Drexler, the fashion executive who has been in charge of huge retail brands Gap and J. Crew, popped up as a customer in Walter White's car wash in a 2013 episode of "Breaking Bad." He admitted of the experience that he needed nine takes just to get his 10 or so words of dialogue correct.
"I think I said, 'Ma’am, you gave me a five instead of a one.’ The irony was I think I was the only honest character on the show,” Drexler said at the time. “Acting is not an easy profession.”
If "Frasier" was being made now, the Seattle-based radio talk show host played by Kelsey Grammer would probably be on the hunt for an interview with the city's top active CEO, Amazon's Jeff Bezos. In the early '00s, though, before there was an Amazon, Frasier Crane scored a major "get" by interviewing Microsoft's Bill Gates for the 200th TV show and the 2,000th fictional radio program.
GE chairman and CEO Jack Welch went meta by playing an over-the-top version of himself in 2010 on the Tina Fey cult comedy "30 Rock." Welch, who oversaw the real sale of NBC to Comcast, got to announce on the show to the fictional head of NBC played by Alec Baldwin that GE was selling NBC to Kabletown, a thinly veiled version of Comcast.

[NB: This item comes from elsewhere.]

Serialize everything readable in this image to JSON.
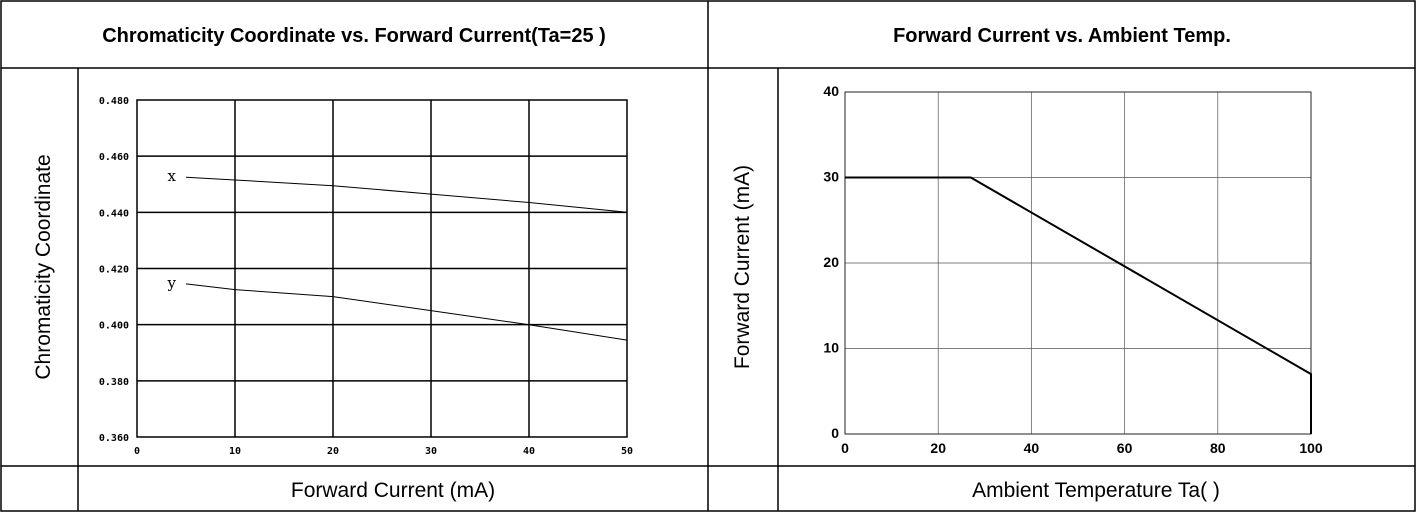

In full robotic, tough-guy CEO mode, Welch says to a teary Jack Donaghy (Baldwin), "If you need to pass some eye water, I’d be happy to go out and get you some weakness tissues.” Welch even gets to slap Donaghy, telling him, "Let it go. It's over."
The idea of Vince Vaughan and Owen Wilson playing a pair of aging salesmen who decide to reboot their careers by becoming interns at Google sounds pretty funny. In reality, The Internship came up way short of matching the laughs in Vaughan-Wilson comedies like Wedding Crashers. The bearded face of Google co-founder and current Alphabet president Sergey Brin does appear briefly at the end of The Internship, though. He and Alphabet executive chairman Eric Schmidt, who made it into an episode of the HBO show "Silicon Valley," must now get to joke around about which one of them has totally "gone Hollywood."
Wendy's founder and CEO Dave Thomas starred in hundreds of commercials over the years for the fast food company. So it's understandable if his cameo in Bionic Ever After?, a 1994 TV movie featuring the marriage of "Six Million Dollar Man" Steve Austin to "Bionic Woman" Jamie Summers, has been forgotten. If you can't find your VHS copy of the production, Thomas plays a hostage trapped in a wine cellar awaiting rescue by the bionic duo.
When you're the executive giving a movie the green light, it's probably pretty easy to snag a walk-on role. Media mogul Ted Turner did just that with the 1993 Turner Pictures production of Gettysburg, one of the longest films ever released in regular theaters (four and a half hours!). The movie stars Tom Berenger and Martin Sheen, and Turner got to play an anonymous Confederate soldier who dies dramatically on the screen. "Let's go boys!" Turner's character yells, before catching one in the chest and crashing on the chaotic battlefield. "When I fell, I just didn't want to drop my sword on someone," Turner said of his big moment.
The comic book industry legend and former president and chairman of Marvel Comics Stan Lee has done cameos in tons of Marvel movies released in recent years. Among other adventures Lee has enjoyed on the screen, he has rushed to safety while a battle between Spiderman and Doc Ock drops concrete on the street, been turned away as a guest to the wedding of Reed Richards (Mr. Fantastic) and Susie Storm (Invisible Woman), and has gotten mistaken as Hugh Hefner and Larry King in various Iron Man movies. Perhaps his appearance in 2003's The Hulk is the most amusing, as Lee makes a joint cameo with the original Hulk, Lou Ferrigno.